First we have to initialize our model. We can do that either by hand to some value we think is good, or by fitting to the first chunk of data, anticipating that it will be a decent representation of the remainder. We can also calculate the log probability of the data set now to see how much we improved.


In [9]:
# First we initialize our model on some small chunk of data.
model = GeneralMixtureModel.from_samples(MultivariateGaussianDistribution, 2, X[:200], max_iterations=1, init='first-k')

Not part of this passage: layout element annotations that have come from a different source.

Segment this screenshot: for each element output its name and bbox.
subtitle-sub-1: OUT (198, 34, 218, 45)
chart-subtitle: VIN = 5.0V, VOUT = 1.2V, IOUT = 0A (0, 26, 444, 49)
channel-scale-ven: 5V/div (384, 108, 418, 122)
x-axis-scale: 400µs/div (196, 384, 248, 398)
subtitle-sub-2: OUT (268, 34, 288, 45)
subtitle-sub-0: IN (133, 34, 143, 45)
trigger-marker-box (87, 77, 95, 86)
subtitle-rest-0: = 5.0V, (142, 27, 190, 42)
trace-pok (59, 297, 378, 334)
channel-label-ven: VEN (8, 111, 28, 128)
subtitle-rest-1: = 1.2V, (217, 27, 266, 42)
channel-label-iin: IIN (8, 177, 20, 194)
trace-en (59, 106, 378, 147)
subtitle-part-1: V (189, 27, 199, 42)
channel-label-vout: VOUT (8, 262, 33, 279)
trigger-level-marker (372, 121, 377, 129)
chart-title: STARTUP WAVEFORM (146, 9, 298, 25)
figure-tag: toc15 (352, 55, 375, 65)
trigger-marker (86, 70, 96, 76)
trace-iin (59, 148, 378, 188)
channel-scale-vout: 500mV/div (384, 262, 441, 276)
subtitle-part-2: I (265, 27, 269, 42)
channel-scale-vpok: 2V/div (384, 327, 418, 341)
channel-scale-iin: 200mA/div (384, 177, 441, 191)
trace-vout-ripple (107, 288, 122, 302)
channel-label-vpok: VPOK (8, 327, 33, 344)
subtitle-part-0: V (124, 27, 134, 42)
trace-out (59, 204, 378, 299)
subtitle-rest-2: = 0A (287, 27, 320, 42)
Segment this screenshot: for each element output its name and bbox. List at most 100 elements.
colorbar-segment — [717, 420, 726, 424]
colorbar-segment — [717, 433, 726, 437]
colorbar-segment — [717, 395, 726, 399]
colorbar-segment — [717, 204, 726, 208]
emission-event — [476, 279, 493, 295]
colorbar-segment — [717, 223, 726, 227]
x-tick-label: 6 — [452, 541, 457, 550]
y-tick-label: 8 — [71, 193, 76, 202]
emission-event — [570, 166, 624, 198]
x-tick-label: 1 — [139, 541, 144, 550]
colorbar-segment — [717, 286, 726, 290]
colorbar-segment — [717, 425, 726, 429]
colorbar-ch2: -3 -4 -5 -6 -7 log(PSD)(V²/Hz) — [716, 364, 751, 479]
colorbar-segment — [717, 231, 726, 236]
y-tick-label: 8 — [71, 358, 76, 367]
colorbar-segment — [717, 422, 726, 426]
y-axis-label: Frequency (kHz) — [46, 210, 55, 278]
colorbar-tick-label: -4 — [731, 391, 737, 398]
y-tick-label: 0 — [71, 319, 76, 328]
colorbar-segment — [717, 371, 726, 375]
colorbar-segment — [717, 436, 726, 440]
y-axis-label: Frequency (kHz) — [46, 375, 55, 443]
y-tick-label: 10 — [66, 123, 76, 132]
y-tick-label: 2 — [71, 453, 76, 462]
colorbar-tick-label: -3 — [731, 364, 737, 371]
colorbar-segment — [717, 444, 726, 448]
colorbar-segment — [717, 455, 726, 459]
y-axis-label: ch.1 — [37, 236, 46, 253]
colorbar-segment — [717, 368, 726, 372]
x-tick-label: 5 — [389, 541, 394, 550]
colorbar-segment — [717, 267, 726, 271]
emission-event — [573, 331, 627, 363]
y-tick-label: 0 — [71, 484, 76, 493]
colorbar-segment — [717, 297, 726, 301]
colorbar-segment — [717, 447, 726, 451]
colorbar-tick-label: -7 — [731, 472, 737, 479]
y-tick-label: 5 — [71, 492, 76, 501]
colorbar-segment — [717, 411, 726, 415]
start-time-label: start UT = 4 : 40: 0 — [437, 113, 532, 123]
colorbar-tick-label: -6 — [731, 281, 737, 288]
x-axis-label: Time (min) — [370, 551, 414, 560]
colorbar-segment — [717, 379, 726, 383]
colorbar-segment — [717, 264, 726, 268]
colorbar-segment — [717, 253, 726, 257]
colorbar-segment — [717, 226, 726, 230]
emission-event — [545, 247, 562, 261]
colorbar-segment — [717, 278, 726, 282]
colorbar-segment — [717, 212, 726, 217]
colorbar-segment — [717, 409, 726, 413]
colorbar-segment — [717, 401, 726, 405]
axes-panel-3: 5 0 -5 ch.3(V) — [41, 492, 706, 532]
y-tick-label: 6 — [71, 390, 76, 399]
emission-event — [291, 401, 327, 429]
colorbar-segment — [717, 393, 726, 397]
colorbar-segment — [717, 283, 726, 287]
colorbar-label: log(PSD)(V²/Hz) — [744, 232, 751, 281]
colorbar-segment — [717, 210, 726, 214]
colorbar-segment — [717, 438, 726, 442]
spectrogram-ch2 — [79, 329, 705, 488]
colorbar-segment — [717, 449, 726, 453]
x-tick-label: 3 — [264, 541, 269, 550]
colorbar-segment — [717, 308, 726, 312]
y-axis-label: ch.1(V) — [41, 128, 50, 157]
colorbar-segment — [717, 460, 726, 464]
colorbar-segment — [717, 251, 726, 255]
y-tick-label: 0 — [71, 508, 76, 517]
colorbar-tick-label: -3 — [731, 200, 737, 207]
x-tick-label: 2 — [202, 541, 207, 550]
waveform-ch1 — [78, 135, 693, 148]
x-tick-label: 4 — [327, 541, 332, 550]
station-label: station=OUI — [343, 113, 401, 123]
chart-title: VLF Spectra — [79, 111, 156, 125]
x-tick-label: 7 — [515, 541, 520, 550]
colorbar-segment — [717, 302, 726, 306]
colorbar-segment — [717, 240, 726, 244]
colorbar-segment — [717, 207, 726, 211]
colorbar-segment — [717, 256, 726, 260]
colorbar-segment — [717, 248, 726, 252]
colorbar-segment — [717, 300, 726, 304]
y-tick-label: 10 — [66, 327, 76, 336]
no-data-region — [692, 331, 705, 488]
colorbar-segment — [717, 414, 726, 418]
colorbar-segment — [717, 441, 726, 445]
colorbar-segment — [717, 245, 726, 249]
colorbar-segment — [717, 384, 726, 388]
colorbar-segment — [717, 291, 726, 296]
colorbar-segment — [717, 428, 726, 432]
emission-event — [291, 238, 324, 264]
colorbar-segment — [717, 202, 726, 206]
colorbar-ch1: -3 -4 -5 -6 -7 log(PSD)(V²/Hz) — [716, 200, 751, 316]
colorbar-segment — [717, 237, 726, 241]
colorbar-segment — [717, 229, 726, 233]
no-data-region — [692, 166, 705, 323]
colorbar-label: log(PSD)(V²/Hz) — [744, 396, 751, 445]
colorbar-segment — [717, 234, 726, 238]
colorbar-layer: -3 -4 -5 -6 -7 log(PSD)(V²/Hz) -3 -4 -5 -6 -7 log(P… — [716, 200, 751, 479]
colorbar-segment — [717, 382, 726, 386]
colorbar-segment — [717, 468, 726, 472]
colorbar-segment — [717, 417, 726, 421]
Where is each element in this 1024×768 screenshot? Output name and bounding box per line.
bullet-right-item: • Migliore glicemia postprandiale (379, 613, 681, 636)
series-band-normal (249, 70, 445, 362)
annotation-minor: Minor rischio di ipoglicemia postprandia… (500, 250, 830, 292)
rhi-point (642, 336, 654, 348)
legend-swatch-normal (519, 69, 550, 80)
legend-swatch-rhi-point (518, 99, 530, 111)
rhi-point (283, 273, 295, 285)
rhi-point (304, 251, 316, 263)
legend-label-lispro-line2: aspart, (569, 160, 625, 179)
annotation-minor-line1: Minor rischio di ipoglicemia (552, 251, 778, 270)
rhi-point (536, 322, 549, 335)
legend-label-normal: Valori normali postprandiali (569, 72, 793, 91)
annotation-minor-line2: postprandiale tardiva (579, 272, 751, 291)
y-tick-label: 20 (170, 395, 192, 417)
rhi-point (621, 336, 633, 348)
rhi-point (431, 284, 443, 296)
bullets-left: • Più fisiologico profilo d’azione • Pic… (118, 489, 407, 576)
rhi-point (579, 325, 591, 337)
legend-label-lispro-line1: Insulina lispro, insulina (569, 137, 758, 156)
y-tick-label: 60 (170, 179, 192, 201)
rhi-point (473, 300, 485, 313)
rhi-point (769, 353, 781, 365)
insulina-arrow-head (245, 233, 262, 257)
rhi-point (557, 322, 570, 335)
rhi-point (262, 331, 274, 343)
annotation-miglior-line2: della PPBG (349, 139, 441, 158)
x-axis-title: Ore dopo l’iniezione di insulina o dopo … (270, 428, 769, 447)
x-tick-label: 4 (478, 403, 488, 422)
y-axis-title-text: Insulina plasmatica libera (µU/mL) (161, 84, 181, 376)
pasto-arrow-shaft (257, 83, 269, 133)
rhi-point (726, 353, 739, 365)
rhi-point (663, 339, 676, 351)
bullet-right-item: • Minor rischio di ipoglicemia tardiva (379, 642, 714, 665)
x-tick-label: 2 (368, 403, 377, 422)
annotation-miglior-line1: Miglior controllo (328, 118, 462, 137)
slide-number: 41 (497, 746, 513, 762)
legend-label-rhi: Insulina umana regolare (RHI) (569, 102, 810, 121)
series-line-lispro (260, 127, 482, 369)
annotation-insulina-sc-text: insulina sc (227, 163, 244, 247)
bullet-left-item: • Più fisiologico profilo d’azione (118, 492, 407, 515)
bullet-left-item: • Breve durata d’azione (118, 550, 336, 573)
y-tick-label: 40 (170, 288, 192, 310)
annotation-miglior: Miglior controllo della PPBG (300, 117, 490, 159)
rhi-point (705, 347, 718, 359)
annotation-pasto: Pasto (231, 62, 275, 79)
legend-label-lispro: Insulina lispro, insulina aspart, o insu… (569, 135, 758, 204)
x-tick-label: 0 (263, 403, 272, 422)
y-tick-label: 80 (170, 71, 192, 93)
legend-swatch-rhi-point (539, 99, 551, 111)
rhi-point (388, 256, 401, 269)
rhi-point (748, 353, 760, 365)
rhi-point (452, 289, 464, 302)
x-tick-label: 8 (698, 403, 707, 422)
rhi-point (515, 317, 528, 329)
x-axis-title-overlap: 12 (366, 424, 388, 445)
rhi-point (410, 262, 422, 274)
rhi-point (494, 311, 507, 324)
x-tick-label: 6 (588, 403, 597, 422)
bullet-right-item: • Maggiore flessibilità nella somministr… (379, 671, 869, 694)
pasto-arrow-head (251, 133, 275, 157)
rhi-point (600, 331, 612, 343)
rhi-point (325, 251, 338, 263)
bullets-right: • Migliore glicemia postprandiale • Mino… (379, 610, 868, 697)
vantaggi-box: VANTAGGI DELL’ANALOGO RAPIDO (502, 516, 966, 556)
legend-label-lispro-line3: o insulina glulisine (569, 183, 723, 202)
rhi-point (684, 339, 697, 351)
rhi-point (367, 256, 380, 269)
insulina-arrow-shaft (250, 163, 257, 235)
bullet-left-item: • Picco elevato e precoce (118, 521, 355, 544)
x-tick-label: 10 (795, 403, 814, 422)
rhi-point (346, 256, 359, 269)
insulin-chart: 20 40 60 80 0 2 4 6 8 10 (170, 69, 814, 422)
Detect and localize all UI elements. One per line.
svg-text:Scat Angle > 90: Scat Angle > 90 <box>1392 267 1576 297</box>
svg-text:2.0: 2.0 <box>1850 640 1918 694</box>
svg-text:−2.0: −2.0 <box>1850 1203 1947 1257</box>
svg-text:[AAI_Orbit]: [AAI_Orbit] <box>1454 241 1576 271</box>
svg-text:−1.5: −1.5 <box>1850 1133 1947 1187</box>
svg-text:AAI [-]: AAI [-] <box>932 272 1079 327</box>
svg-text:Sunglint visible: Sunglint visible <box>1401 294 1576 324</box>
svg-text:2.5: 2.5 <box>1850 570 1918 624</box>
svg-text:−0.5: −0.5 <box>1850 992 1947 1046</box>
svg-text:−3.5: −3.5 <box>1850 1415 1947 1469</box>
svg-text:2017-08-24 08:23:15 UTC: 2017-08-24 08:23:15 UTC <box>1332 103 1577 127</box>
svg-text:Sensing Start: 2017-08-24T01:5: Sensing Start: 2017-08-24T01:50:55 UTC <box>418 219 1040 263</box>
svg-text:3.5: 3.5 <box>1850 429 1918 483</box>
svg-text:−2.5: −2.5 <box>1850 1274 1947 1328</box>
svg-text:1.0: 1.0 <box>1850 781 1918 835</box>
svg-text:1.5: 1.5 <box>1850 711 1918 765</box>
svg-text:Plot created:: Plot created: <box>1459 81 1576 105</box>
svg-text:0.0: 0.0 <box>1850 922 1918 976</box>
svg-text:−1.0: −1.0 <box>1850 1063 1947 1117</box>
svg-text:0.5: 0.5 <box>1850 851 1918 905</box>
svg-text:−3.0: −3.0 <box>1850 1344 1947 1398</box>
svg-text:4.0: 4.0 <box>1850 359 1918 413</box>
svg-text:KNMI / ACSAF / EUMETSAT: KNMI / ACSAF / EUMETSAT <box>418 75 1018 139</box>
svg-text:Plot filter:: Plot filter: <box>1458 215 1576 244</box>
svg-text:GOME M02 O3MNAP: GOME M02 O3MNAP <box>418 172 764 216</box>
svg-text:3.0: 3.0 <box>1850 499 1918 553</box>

# The base performance on the data set.
base_logp = model.log_probability(X).sum()

In [10]:
from tqdm import tqdm_notebook as tqdm

# Now we write our own iterator. This outer loop will be the number of times we iterate---hard coded to 5 in this case.
for iteration in tqdm(range(5)):

    # This internal loop goes over chunks from the data set. We're just loading chunks of a fixed size iteratively
    # until we've seen the entire data set.
    for i in range(10):
        model.summarize(X[i * (n // 10):(i+1) * (n //10)])
    
    # Now we've seen the entire data set and summarized it. We can update the parameters now.
    model.from_summaries()



How we does did our model do on the data originally, and how well does it do now?


In [11]:
base_logp, model.log_probability(X).sum()


Out[11]:
(-188806.57618011418, -184074.12225611554)

Looks like a decent improvement.

Now, let's compare to having fit our model to the entire loaded data set for five epochs.


In [12]:
model = GeneralMixtureModel.from_samples(MultivariateGaussianDistribution, 2, X[:200], max_iterations=1, init='first-k')
base_logp = model.log_probability(X).sum()

model.fit(X, max_iterations=5)
base_logp, model.log_probability(X).sum()


Out[12]:
(-188806.57618011418, -184074.12225611557)

Looks like the exact same values.

You may ask why we bothered to write a summarization function for data that did fit in memory. The purpose here was entirely illustrative. Our function that use the summarize method would scale to any amount of data that could be loaded in batches, whereas the fit function can only scale to the amount of data that can fit in memory. However, they yield identical answers at the end, suggesting that if one wanted to scale to massive data sets but still get the same performance, this summarize function is the way to go.